The size of the opening is slit-shaped along the axial direction of the immersion nozzle, so that the molten steel can flow out of the sub-discharge port slightly in a slit shape without reducing the strength of the immersion nozzle, stabilizing the flow direction of the molten steel. Thus, stagnation of the molten steel surface on the side surface of the immersion nozzle can be eliminated, and the temperature of the molten steel at this portion can be effectively prevented from lowering. Therefore, a predetermined surface temperature can be ensured, and the flux powder in a portion where stagnation is likely to occur can be melted and stably poured into the molten steel to prevent cracks on the surface of the cast steel slab.

In addition, as a result, flux powder is not entangled in the molten steel, and quality defects due to the flux powder can be reduced, and the injection speed of the molten steel can be increased, thereby improving the productivity of continuous casting of high-quality steel. Can be.

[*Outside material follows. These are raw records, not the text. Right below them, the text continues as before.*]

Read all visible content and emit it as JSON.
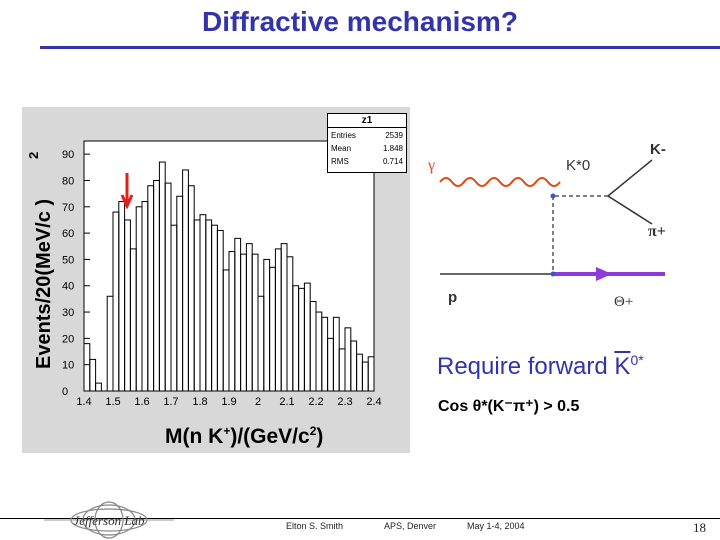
{
  "title": "Diffractive mechanism?",
  "histogram": {
    "y_axis_label": "Events/20(MeV/c )",
    "y_axis_sup": "2",
    "x_axis_label_1": "M(n K",
    "x_axis_sup_1": "+",
    "x_axis_label_2": ")/(GeV/c",
    "x_axis_sup_2": "2",
    "x_axis_label_3": ")",
    "stats": {
      "name": "z1",
      "rows": [
        {
          "label": "Entries",
          "value": "2539"
        },
        {
          "label": "Mean",
          "value": "1.848"
        },
        {
          "label": "RMS",
          "value": "0.714"
        }
      ]
    }
  },
  "chart_data": {
    "type": "histogram",
    "title": "z1",
    "xlabel": "M(n K+)/(GeV/c2)",
    "ylabel": "Events/20(MeV/c2)",
    "xlim": [
      1.4,
      2.4
    ],
    "ylim": [
      0,
      95
    ],
    "x_ticks": [
      "1.4",
      "1.5",
      "1.6",
      "1.7",
      "1.8",
      "1.9",
      "2",
      "2.1",
      "2.2",
      "2.3",
      "2.4"
    ],
    "y_ticks": [
      "0",
      "10",
      "20",
      "30",
      "40",
      "50",
      "60",
      "70",
      "80",
      "90"
    ],
    "bin_width": 0.02,
    "bin_starts": [
      1.4,
      1.42,
      1.44,
      1.46,
      1.48,
      1.5,
      1.52,
      1.54,
      1.56,
      1.58,
      1.6,
      1.62,
      1.64,
      1.66,
      1.68,
      1.7,
      1.72,
      1.74,
      1.76,
      1.78,
      1.8,
      1.82,
      1.84,
      1.86,
      1.88,
      1.9,
      1.92,
      1.94,
      1.96,
      1.98,
      2.0,
      2.02,
      2.04,
      2.06,
      2.08,
      2.1,
      2.12,
      2.14,
      2.16,
      2.18,
      2.2,
      2.22,
      2.24,
      2.26,
      2.28,
      2.3,
      2.32,
      2.34,
      2.36,
      2.38
    ],
    "values": [
      18,
      12,
      3,
      0,
      36,
      68,
      72,
      65,
      54,
      70,
      72,
      78,
      80,
      87,
      79,
      63,
      74,
      84,
      78,
      65,
      67,
      65,
      63,
      61,
      46,
      53,
      58,
      52,
      56,
      52,
      36,
      50,
      47,
      54,
      56,
      51,
      40,
      39,
      41,
      34,
      30,
      28,
      20,
      28,
      16,
      24,
      19,
      14,
      11,
      13
    ],
    "annotations": [
      "arrow at 1.52"
    ]
  },
  "diagram": {
    "gamma": "γ",
    "kstar": "K*0",
    "kminus": "K-",
    "piplus": "π+",
    "proton": "p",
    "theta": "Θ+"
  },
  "forward_text": "Require forward ",
  "forward_k": "K",
  "forward_k_sup": "0*",
  "cos_text": "Cos θ*(K⁻π⁺) > 0.5",
  "footer": {
    "author": "Elton S. Smith",
    "meeting": "APS, Denver",
    "date": "May 1-4, 2004",
    "page": "18",
    "logo": "Jefferson Lab"
  },
  "colors": {
    "title": "#3333aa",
    "accent_purple": "#8e3bd8",
    "gamma_line": "#e24a1a",
    "arrow": "#e0201a"
  }
}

[Brief description of the drawings]

FIG. 1 is a perspective view of a main part of the immersion nozzle of the present invention, FIG. 2 is a side sectional view for explaining the operation and effects of the same, and FIG. 3 is a perspective sectional view for explaining a conventional example. 1 ... Immersion nozzle, 3 ... Discharge port, 5 ... Sub discharge port.

Claims (1)

(57) [Scope of request for utility model registration] An immersion nozzle for continuous casting having discharge ports opened on both sides of a lower end portion, wherein the molten steel surface portion is located between the discharge ports on both sides, above the discharge ports on both sides, and below the molten steel surface. A sub-discharge port is opened on the side of the immersion nozzle to eliminate stagnation,
An immersion nozzle for continuous casting, wherein the sub-discharge port has a size of 1/100 to 1/5 of the discharge port and is opened in a slit shape along the axial direction of the immersion nozzle.